Nearly 60 years of MURR: A closer look at MU reactor's life-saving cancer research

COLUMBIA — After nearly 60 years of life-saving discoveries, the University of Missouri's Research Reactor, or MURR, in short, is getting an upgrade. 

MU officials announced Wednesday the creation of a NextGen reactor, capable of doubling the existing reactor's output.

The new reactor, officially called NextGen MURR (MU Research Reactor), will be a collaboration between the university and a consortium that includes Hyundai Engineering America, the Korea Atomic Energy Research Institute (KAERI), Hyundai Engineering Company and MPR Associates, according to a news release.

According to past KOMU 8 reporting, the NextGen MURR project will cost the university $1 billion and is expected to open in the next eight to 10 years.

MU signs agreement to begin work on billion-dollar research reactor

• Abigail Klinkerman and Steve Lambson, KOMU 8 News

MURR's history

MURR was built in 1966, with design similarities close to the space-age aesthetic of the era. 

According to MU's website, President Dwight D. Eisenhower's call for a peaceful use of the atom, as nuclear powers grew globally, inspired then-university President Elmer Ellis to begin talks on creating a research reactor. 

In 1959, Gov. James T. Blair signed bills to fund the reactor's creation. 

According to the university, MURR was initially allowed a license for five megawatts of production, but later doubled to 10 megawatts, making it the highest-power university research reactor in the nation. 

"We've built the model on how to do this and how to do it right and safely and reliably," said Uriah Orland, the MURR director of communications. "We're the only reactor in the world that operates 24 hours a day, six and a half days a week, every week of the year." 

MURR has since allowed students, faculty and researchers to use the facilities to discover life-saving elements at a reliable rate.

"We are the only ones that have this operating schedule," Orland said. "Doctors have patients who have cancer, they can know that they will have treatments."

Orland said the reactor began creating radioisotopes in the '90s. Since then, MURR has grown to be an integral part of the medical landscape. 
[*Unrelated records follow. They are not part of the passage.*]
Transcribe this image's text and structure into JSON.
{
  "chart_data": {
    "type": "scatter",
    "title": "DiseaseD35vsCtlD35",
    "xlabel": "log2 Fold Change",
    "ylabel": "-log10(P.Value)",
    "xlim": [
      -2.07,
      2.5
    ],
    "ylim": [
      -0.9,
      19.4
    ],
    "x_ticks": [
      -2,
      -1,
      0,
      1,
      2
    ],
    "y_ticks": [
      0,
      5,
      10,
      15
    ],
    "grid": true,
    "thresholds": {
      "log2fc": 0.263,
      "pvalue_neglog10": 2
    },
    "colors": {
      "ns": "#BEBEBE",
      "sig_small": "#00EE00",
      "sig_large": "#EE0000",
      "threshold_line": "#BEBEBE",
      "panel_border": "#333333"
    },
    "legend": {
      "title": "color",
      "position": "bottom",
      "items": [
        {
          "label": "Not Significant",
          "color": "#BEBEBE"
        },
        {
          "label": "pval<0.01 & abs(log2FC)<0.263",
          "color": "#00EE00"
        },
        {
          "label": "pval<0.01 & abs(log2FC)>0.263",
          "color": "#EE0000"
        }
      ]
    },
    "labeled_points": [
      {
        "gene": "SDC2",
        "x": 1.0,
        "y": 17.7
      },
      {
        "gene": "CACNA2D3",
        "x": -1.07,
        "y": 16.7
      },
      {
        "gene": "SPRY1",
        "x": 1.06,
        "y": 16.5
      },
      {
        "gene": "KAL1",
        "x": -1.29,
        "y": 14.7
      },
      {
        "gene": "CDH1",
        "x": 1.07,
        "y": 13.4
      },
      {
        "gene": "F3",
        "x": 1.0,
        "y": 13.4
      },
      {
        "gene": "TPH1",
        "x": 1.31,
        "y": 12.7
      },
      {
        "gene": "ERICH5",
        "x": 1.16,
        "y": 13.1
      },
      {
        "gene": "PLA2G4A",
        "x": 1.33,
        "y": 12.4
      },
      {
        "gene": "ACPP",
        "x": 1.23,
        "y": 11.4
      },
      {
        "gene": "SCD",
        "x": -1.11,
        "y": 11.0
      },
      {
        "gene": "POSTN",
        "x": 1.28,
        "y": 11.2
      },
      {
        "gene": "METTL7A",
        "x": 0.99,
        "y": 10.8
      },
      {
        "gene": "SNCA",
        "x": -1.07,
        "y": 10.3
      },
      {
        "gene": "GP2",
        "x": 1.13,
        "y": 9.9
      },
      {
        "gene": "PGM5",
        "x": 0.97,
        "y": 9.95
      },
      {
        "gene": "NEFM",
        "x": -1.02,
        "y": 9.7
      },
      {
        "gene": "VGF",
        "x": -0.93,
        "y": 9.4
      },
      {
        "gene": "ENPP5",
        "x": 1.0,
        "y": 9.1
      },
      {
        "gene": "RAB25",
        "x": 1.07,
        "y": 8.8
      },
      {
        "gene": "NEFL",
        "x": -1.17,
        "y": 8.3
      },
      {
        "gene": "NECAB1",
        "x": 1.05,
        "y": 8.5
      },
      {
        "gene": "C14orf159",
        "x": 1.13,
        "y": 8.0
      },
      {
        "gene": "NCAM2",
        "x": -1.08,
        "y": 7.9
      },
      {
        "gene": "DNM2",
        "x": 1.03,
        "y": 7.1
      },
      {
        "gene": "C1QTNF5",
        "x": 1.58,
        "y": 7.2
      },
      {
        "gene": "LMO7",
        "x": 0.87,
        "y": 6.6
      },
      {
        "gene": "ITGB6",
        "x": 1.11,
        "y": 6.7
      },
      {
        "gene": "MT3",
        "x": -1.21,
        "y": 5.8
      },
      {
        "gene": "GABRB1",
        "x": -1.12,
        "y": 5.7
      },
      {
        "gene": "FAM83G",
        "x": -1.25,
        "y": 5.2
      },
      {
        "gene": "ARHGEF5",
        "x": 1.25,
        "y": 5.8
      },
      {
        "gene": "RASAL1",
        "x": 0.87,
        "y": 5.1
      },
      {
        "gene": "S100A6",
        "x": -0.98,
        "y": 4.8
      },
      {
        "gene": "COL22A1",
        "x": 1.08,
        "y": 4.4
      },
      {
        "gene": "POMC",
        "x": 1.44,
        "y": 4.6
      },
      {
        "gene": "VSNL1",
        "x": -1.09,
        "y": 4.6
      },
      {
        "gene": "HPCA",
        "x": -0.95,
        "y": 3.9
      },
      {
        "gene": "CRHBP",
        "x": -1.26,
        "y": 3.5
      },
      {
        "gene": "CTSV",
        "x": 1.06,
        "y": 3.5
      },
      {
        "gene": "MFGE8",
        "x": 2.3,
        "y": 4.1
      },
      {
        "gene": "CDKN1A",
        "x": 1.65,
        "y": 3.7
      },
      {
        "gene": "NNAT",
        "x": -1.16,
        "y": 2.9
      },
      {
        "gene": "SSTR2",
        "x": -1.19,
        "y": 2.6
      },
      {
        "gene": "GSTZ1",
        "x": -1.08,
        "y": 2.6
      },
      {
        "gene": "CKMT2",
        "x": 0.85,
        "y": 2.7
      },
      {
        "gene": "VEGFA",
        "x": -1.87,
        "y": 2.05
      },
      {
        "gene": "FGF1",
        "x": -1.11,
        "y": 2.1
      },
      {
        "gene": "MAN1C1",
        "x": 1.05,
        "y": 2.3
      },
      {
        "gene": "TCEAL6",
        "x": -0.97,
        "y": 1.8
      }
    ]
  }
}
"We are the only producer of four medical isotopes used in cancer treatments," Orland said. "They're used to treat thyroid cancer, prostate cancer, pancreatic cancer and liver cancer."

One of these radioisotopes, known as Lutetium 177, is a core piece in the only two FDA approved targeted radiotherapies. These are just as effective but less dangerous than chemotherapy, Orland said.

"Those drugs use a targeting molecule that seeks out a cancer cell and only targets that cancer cell and leaves the healthy tissues in the body alone," Orland said. 

Orland suggests the reactor means far more for patients across the country, rather than just for the students researching. 

"That's what these drugs bring. They bring hope to the patients," Orland said. "They bring, you know, extended life, less side effects."

The future

A 1960s reactor has its limits. 

Orland said the opportunity for more research, production and discovery lies beyond what MURR can currently handle. 

"Having a reactor that is more powerful allows us to potentially make different isotopes," Orland said. "It also ensures that we're able to make the current isotopes in a different design than the current MURR."

With the addition of the NextGen research reactor, Orland said he hopes the legacy of MURR can be carried on to a much larger extent. 

"We're doing this, it's happening," Orland said.  "It's a really exciting time because it's this is the first step to make a vision and an idea a reality."

Both reactors will be able to run at the same time, multiplying the output of life-saving elements like lutetium 177. 

"It expands and expands and expands the impact that the reactor will have for Columbia, for the University of Missouri, really making Columbia the Nuclear Science Center of America, which is it's amazing," Orland said.